Selon des personnes dignes de foi, cette traduction signée par Bruno Roy, alors directeur des éditions Fata Morgana, serait l'œuvre d'un grand poète français, excellent connaisseur de la Grèce. J'ai pu constater pour ma part que Bruno Roy ne parlait pas un mot de grec.

On peut critiquer certains détails : «médiocre» pas assez fort (mais «vulgaire» est réquisitionné plus loin) ; «forme» au lieu de «corps» ; «rouge» au lieu de «rose». Cela dit, l'ensemble a bonne allure. On retrouve là le tempo d'origine et, à quelques détails près, sa couleur.




La chambre était misérable et vulgaire,

dissimulée en haut de l'auberge équivoque.

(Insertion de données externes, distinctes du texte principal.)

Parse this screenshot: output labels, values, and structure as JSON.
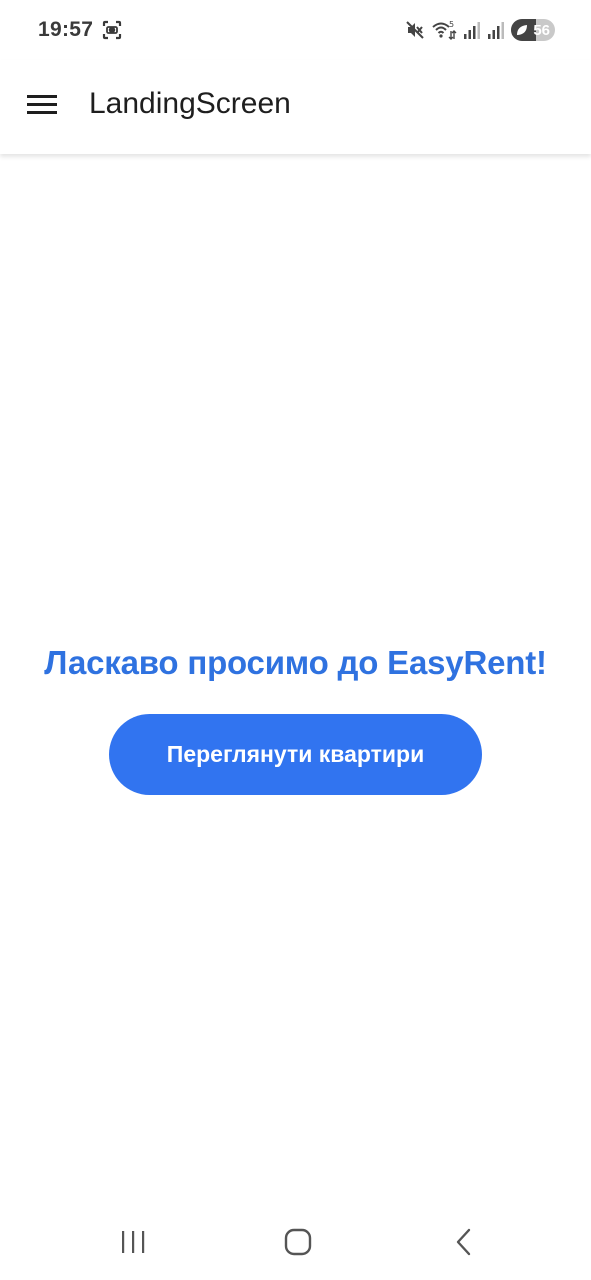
{
  "status_bar": {
    "time": "19:57",
    "battery_level": "56",
    "icons": [
      "screenshot-icon",
      "mute-icon",
      "wifi-icon",
      "signal-icon",
      "signal-icon-2",
      "battery-icon"
    ]
  },
  "app_bar": {
    "title": "LandingScreen",
    "menu_icon": "menu-icon"
  },
  "main": {
    "welcome_text": "Ласкаво просимо до EasyRent!",
    "view_apartments_label": "Переглянути квартири"
  },
  "nav_bar": {
    "icons": [
      "recent-apps-icon",
      "home-icon",
      "back-icon"
    ]
  },
  "colors": {
    "accent": "#3174f0",
    "welcome_text": "#2f72e0",
    "background": "#ffffff"
  }
}
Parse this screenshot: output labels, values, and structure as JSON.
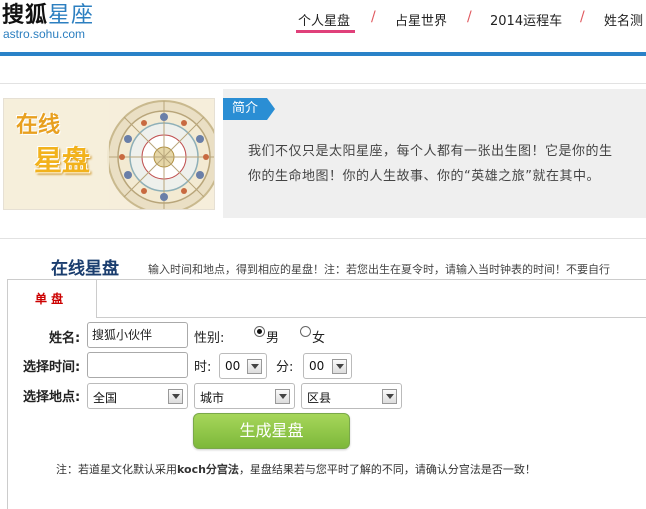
{
  "header": {
    "logo_main": "搜狐",
    "logo_sub": "星座",
    "logo_url": "astro.sohu.com",
    "nav": [
      "个人星盘",
      "占星世界",
      "2014运程车",
      "姓名测"
    ],
    "nav_separator": "/",
    "active_nav": "个人星盘"
  },
  "intro": {
    "image_text_1": "在线",
    "image_text_2": "星盘",
    "tab_label": "简介",
    "line1": "我们不仅只是太阳星座，每个人都有一张出生图！它是你的生",
    "line2": "你的生命地图！你的人生故事、你的“英雄之旅”就在其中。"
  },
  "section": {
    "title": "在线星盘",
    "desc": "输入时间和地点，得到相应的星盘！注：若您出生在夏令时，请输入当时钟表的时间！不要自行"
  },
  "form": {
    "tab_label": "单 盘",
    "name_label": "姓名:",
    "name_value": "搜狐小伙伴",
    "gender_label": "性别:",
    "male_label": "男",
    "female_label": "女",
    "gender_selected": "男",
    "time_label": "选择时间:",
    "time_value": "",
    "hour_label": "时:",
    "hour_value": "00",
    "minute_label": "分:",
    "minute_value": "00",
    "place_label": "选择地点:",
    "country_value": "全国",
    "city_value": "城市",
    "district_value": "区县",
    "submit_label": "生成星盘",
    "note_prefix": "注：若道星文化默认采用",
    "note_bold": "koch分宫法",
    "note_suffix": "，星盘结果若与您平时了解的不同，请确认分宫法是否一致！"
  },
  "colors": {
    "accent_blue": "#2a82c8",
    "nav_separator": "#e05a60",
    "nav_underline": "#e0407a",
    "button_green": "#8cc548",
    "section_title": "#1a3d6e"
  }
}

De la fenêtre, on voyait la ruelle,

un immonde boyau. D'en bas montaient

les voix de quelques ouvriers

jouant aux cartes, festoyant.


Et là, sur l'humble lit du populaire,

j'ai possédé le corps de l'amour, possédé les lèvres

voluptueuses et vermeilles de l'ivresse —

vermeilles d'une telle ivresse, qu'aujourd'hui

même où j'écris, dans mon solitaire logis,

de nouveau, après tant d'années ! je m'en enivre.


Charles Astruc

Revue L'hellénisme contemporain, 1955

repris dans S. Stanitsas, Anthologie de la poésie néo-hellénique

Les belles lettres,1983


Aïe. Vocabulaire forcé («misérable», «immonde boyau», «vermeilles»), voire faux (les ouvriers ne sont pas là pour un festin !), maladresses lexicales (qu'est-ce que le «lit du populaire» ?) ou sonores (le calamiteux [man-nan-ni] final). La version-repoussoir, qui sert à faire apprécier les autres.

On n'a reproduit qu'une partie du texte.